For information on purchasing reprints of this article, contact sales. Copyright 2013 CyberTech, Inc.
"utility companies are viewed as recession-proof, and thus always earning money. This makes them an attractive target for criminals." -- Typical of the (absence of) logic in use in the article. Why not simply throw a sheet over your head and stand in the corner going "Whooo Whoooo"?
Bob Amorosi 5.20.09
Len,
If the utility industry is reading this article, or have been thinking this way for a long time - which I suspect is the case, is it any wonder why there has been so little support for introducing real-time electricity markets for all consumers as in your IMEUC proposals.
Besides fighting over who would bear the costs for the in-home technologies, it would require consumers to communicate with THEIR smart meters to get access to the grid.
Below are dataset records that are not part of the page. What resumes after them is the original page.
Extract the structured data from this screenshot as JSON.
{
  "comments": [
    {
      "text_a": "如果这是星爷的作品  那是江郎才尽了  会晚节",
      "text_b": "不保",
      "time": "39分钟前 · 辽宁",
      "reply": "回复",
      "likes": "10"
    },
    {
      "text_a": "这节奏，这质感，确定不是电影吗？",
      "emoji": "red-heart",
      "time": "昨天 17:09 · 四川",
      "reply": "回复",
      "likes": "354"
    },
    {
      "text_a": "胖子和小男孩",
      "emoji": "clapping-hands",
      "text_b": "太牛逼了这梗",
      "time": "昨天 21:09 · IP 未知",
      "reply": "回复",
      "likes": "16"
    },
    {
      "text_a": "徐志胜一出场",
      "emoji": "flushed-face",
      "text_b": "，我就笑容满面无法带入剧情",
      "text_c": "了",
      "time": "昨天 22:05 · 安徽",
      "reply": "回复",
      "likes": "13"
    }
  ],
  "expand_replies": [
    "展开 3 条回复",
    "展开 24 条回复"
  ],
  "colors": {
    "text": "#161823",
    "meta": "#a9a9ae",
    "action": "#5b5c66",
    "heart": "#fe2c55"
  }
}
The latter I'm sure conjures up nightmares for utility officials of security breaches, especially given THEIR meters are their only billing mechanism that determines their income.
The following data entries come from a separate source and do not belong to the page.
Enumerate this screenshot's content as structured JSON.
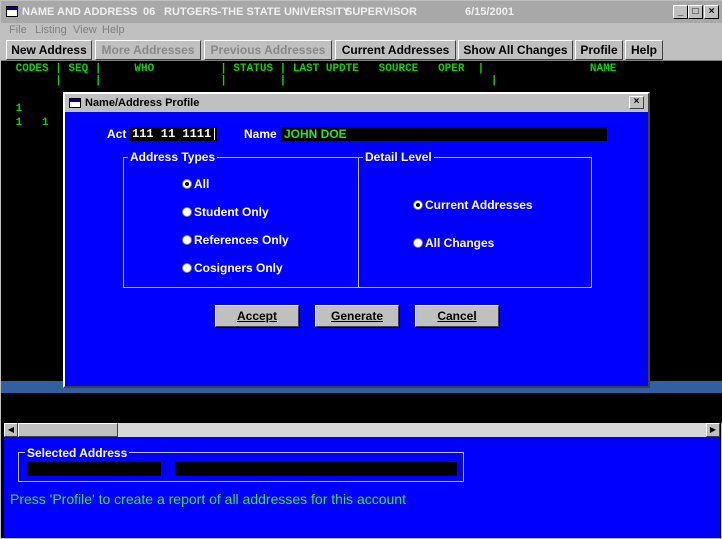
{
  "window": {
    "title_app": "NAME AND ADDRESS",
    "title_code": "06",
    "title_org": "RUTGERS-THE STATE UNIVERSITY",
    "title_role": "SUPERVISOR",
    "title_date": "6/15/2001",
    "min": "_",
    "max": "□",
    "close": "×"
  },
  "menu": [
    "File",
    "Listing",
    "View",
    "Help"
  ],
  "toolbar": [
    {
      "label": "New Address",
      "enabled": true
    },
    {
      "label": "More Addresses",
      "enabled": false
    },
    {
      "label": "Previous Addresses",
      "enabled": false
    },
    {
      "label": "Current Addresses",
      "enabled": true
    },
    {
      "label": "Show All Changes",
      "enabled": true
    },
    {
      "label": "Profile",
      "enabled": true
    },
    {
      "label": "Help",
      "enabled": true
    }
  ],
  "terminal": {
    "header": " CODES | SEQ |     WHO          | STATUS | LAST UPDTE   SOURCE   OPER  |                NAME",
    "header2": "       |     |                  |        |                               |",
    "row1": " 1    ",
    "row2": " 1   1"
  },
  "dialog": {
    "title": "Name/Address Profile",
    "close": "×",
    "act_label": "Act",
    "act_value": "111 11 1111",
    "name_label": "Name",
    "name_value": "JOHN DOE",
    "address_types": {
      "legend": "Address Types",
      "options": [
        "All",
        "Student Only",
        "References Only",
        "Cosigners Only"
      ],
      "selected": "All"
    },
    "detail_level": {
      "legend": "Detail Level",
      "options": [
        "Current Addresses",
        "All Changes"
      ],
      "selected": "Current Addresses"
    },
    "buttons": {
      "accept": "Accept",
      "generate": "Generate",
      "cancel": "Cancel"
    }
  },
  "scrollbar": {
    "left": "◀",
    "right": "▶"
  },
  "bottom": {
    "selected_label": "Selected Address",
    "status": "Press 'Profile' to create a report of all addresses for this account"
  },
  "colors": {
    "accent_blue": "#0000ff",
    "terminal_green": "#10d010",
    "status_green": "#40e040"
  }
}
In essence my perception has been most utility companies have shuddered at the concept of anyone communicating with THEIR smart meters, and will only allow it if governments or industry regulators force them to.
Times are a changin’ though. I read on another EP article lately that Texas is passing state legislation that will force all Texas utility companies to provide all customers smart meters equipped with a standardized communication portal into their homes (like Itron’s Open-Way system, or similar Zigbee radio transceivers). I don’t recall exactly by when but it is something like by 2015, presumably at least to enable consumer real-time energy monitoring and also enable utility demand response capabilities through AMI systems.
Bob Amorosi 5.20.09
Len,
The article is "Advanced Meters in Texas Provide Billing Benefits" by Steve Schugart, just published on EP May14th. The rollout completion date for the whole state is by 2014. Another primary function enabled by the communication portal into residential homes will include customer pre-paid energy billing.
Len Gould 5.27.09
Bob. Agreed, a lot of resistance there. To the point where Google has teamed up with Toronto Hydro to develop a widget to add to the Google toolbar which communicates with the utility central database in order to display meter data. Apparently it can only access the previous days readings..... what nonsense. No doubt utilities will try to use it to show regulators that they are providing the data to customers, though. Day-old meter readings are almost as usless for customers as no meter readings.
Bob Amorosi 5.28.09
Len,
The previous day's meter data is all that Toronto Hydro is allowed to make available to customers because the mandate given to Ontario's utility companies (by the Ontario government's smart meter initiative) was to collect meter readings only once or twice a day. The data must be ready to access by customers by 8:00am the next morning to view if desired, typically on the utility's website.
Real-time feedback to all customers is not part of their current plans unless government forces them to provide it through new legislation, or if given the money (by someone) to do so.
Interestingly some utility people have told me in the past they believed real-time feedback to all customers will be eventually needed in the future, which can be many years out for the traditional pace change in their industry and by our government. Governments take many years to react because they will want to study its benefits to death before committing any tax revenues to implement broad-based new mandates.